Jobs failed, of course.
Dropbox just raised another round of investment funding which values the company at a staggering $8 billion. And it has $200 million in revenues.
Meanwhile, the product that Jobs developed in order to punish Dropbox for not agreeing to be acquired by Apple - iCloud - is a confusing also-ran in the cloud storage wars.
Dropbox CEO Drew Houston retold the story of his meeting with Jobs to Salesforce CEO Marc Benioff yesterday, at the latter company's big conference:
"I kind of couldn't believe it when the meeting was getting set up," Houston recalls from the Jobs encounter. Typing the address for 1 Infinite Loop, the Apple headquarters, on his iPhone for directions, he realized the address was already pre-stored on the device.

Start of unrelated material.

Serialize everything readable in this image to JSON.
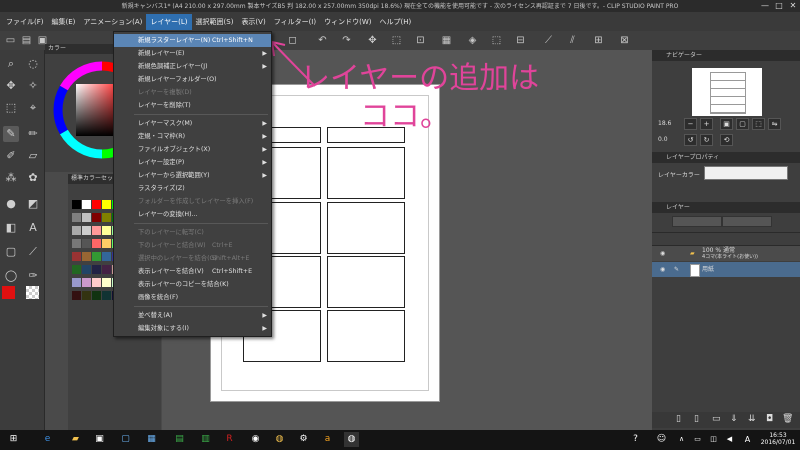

Jobs struck Houston as a straight talker. He told him he returned to Apple because he was frustrated that a company that convinced customers to pay a total of $7 billion a year to use their products could still lose $1 billion. But he was also direct with Houston, telling him that if he couldn't acquire his startup, was going to come after Dropbox. Six months after that meeting, Houston was watching a Jobs keynote and saw him make good on that promise.
"He was calling out by name and saying he wants to kill us with iCloud," Houston said.

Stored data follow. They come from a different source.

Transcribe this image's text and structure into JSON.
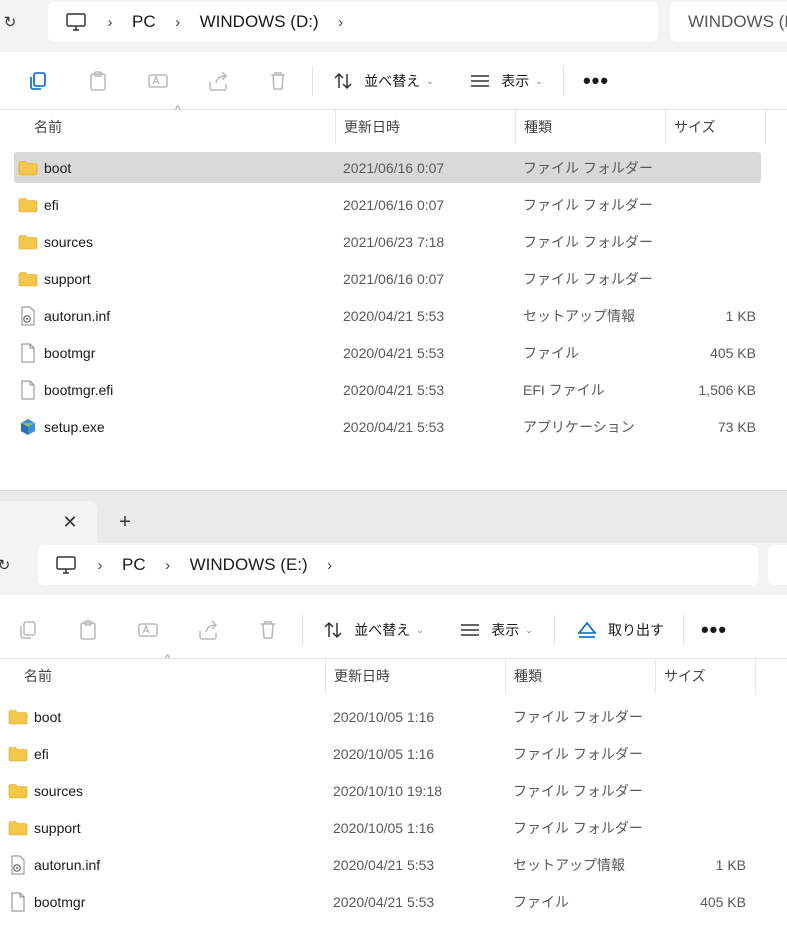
{
  "window1": {
    "breadcrumb": [
      "PC",
      "WINDOWS (D:)"
    ],
    "search_text": "WINDOWS (D:)",
    "toolbar": {
      "sort_label": "並べ替え",
      "view_label": "表示",
      "more_label": "•••"
    },
    "columns": {
      "name": "名前",
      "date": "更新日時",
      "type": "種類",
      "size": "サイズ"
    },
    "rows": [
      {
        "name": "boot",
        "date": "2021/06/16 0:07",
        "type": "ファイル フォルダー",
        "size": "",
        "icon": "folder-icon",
        "selected": true
      },
      {
        "name": "efi",
        "date": "2021/06/16 0:07",
        "type": "ファイル フォルダー",
        "size": "",
        "icon": "folder-icon"
      },
      {
        "name": "sources",
        "date": "2021/06/23 7:18",
        "type": "ファイル フォルダー",
        "size": "",
        "icon": "folder-icon"
      },
      {
        "name": "support",
        "date": "2021/06/16 0:07",
        "type": "ファイル フォルダー",
        "size": "",
        "icon": "folder-icon"
      },
      {
        "name": "autorun.inf",
        "date": "2020/04/21 5:53",
        "type": "セットアップ情報",
        "size": "1 KB",
        "icon": "setup-info-icon"
      },
      {
        "name": "bootmgr",
        "date": "2020/04/21 5:53",
        "type": "ファイル",
        "size": "405 KB",
        "icon": "file-icon"
      },
      {
        "name": "bootmgr.efi",
        "date": "2020/04/21 5:53",
        "type": "EFI ファイル",
        "size": "1,506 KB",
        "icon": "file-icon"
      },
      {
        "name": "setup.exe",
        "date": "2020/04/21 5:53",
        "type": "アプリケーション",
        "size": "73 KB",
        "icon": "setup-exe-icon"
      }
    ]
  },
  "window2": {
    "tab": {
      "close": "✕",
      "add": "+"
    },
    "breadcrumb": [
      "PC",
      "WINDOWS (E:)"
    ],
    "toolbar": {
      "sort_label": "並べ替え",
      "view_label": "表示",
      "eject_label": "取り出す",
      "more_label": "•••"
    },
    "columns": {
      "name": "名前",
      "date": "更新日時",
      "type": "種類",
      "size": "サイズ"
    },
    "rows": [
      {
        "name": "boot",
        "date": "2020/10/05 1:16",
        "type": "ファイル フォルダー",
        "size": "",
        "icon": "folder-icon"
      },
      {
        "name": "efi",
        "date": "2020/10/05 1:16",
        "type": "ファイル フォルダー",
        "size": "",
        "icon": "folder-icon"
      },
      {
        "name": "sources",
        "date": "2020/10/10 19:18",
        "type": "ファイル フォルダー",
        "size": "",
        "icon": "folder-icon"
      },
      {
        "name": "support",
        "date": "2020/10/05 1:16",
        "type": "ファイル フォルダー",
        "size": "",
        "icon": "folder-icon"
      },
      {
        "name": "autorun.inf",
        "date": "2020/04/21 5:53",
        "type": "セットアップ情報",
        "size": "1 KB",
        "icon": "setup-info-icon"
      },
      {
        "name": "bootmgr",
        "date": "2020/04/21 5:53",
        "type": "ファイル",
        "size": "405 KB",
        "icon": "file-icon"
      }
    ]
  },
  "colors": {
    "folder": "#f4c74a",
    "selection": "#d9d9d9",
    "accent": "#0067c0"
  }
}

Johannes Simon/Getty Images
iCloud, by contrast, doubtless has millions of Apple users - but only because Apple's operating system goes to lengths to prompt users into using it. As a product, it's confusing. You have to dig it out of the system preferences to manage it. Typical iCloud users often ask, How do I use this thing? Are my files backed up on it or not? And why isn't there a simple folder letting me see them?
Business Insider previously noted some other details from this meeting, as recounted by Houston:
"He comes in, his assistant hands him a cup of tea, he cups it in both hands, sits down, rocks back and forth. And says 'where do we begin?'"

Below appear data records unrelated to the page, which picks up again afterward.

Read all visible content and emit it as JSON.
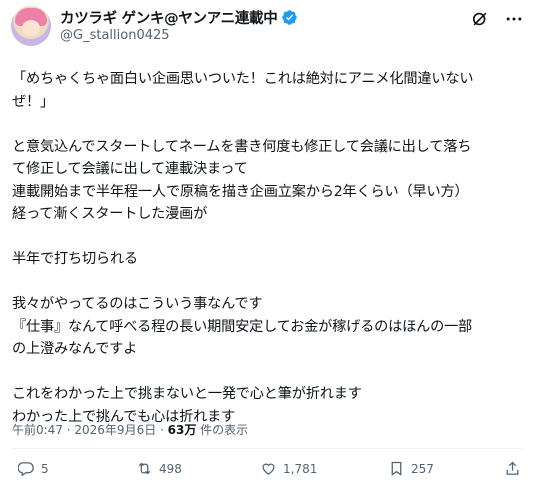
{
  "author": {
    "display_name": "カツラギ ゲンキ@ヤンアニ連載中",
    "handle": "@G_stallion0425",
    "verified_badge_color": "#1d9bf0",
    "avatar_icon": "anime-character-avatar"
  },
  "top_icons": [
    "grok-icon",
    "more-icon"
  ],
  "post": {
    "text": "「めちゃくちゃ面白い企画思いついた！これは絶対にアニメ化間違いない\nぜ！」\n\nと意気込んでスタートしてネームを書き何度も修正して会議に出して落ち\nて修正して会議に出して連載決まって\n連載開始まで半年程一人で原稿を描き企画立案から2年くらい（早い方）\n経って漸くスタートした漫画が\n\n半年で打ち切られる\n\n我々がやってるのはこういう事なんです\n『仕事』なんて呼べる程の長い期間安定してお金が稼げるのはほんの一部\nの上澄みなんですよ\n\nこれをわかった上で挑まないと一発で心と筆が折れます\nわかった上で挑んでも心は折れます"
  },
  "meta": {
    "timestamp": "午前0:47 · 2026年9月6日 · ",
    "views_count": "63万",
    "views_label": " 件の表示"
  },
  "actions": {
    "replies": "5",
    "reposts": "498",
    "likes": "1,781",
    "bookmarks": "257"
  }
}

"We didn't get into specifics, but he floated the idea [of Dropbox joining Apple]."
"It was an interesting conversation because he said he liked our products. I can't think of much higher praise than that."
Steve Jobs made the pitch himself, telling Dropbox it was just a feature, not a product. Dropbox founder Drew Houston says he told Jobs he didn't want to sell. He wanted to build a big company.
We originally reported that the Jobs-Houston approach was made back in 2011.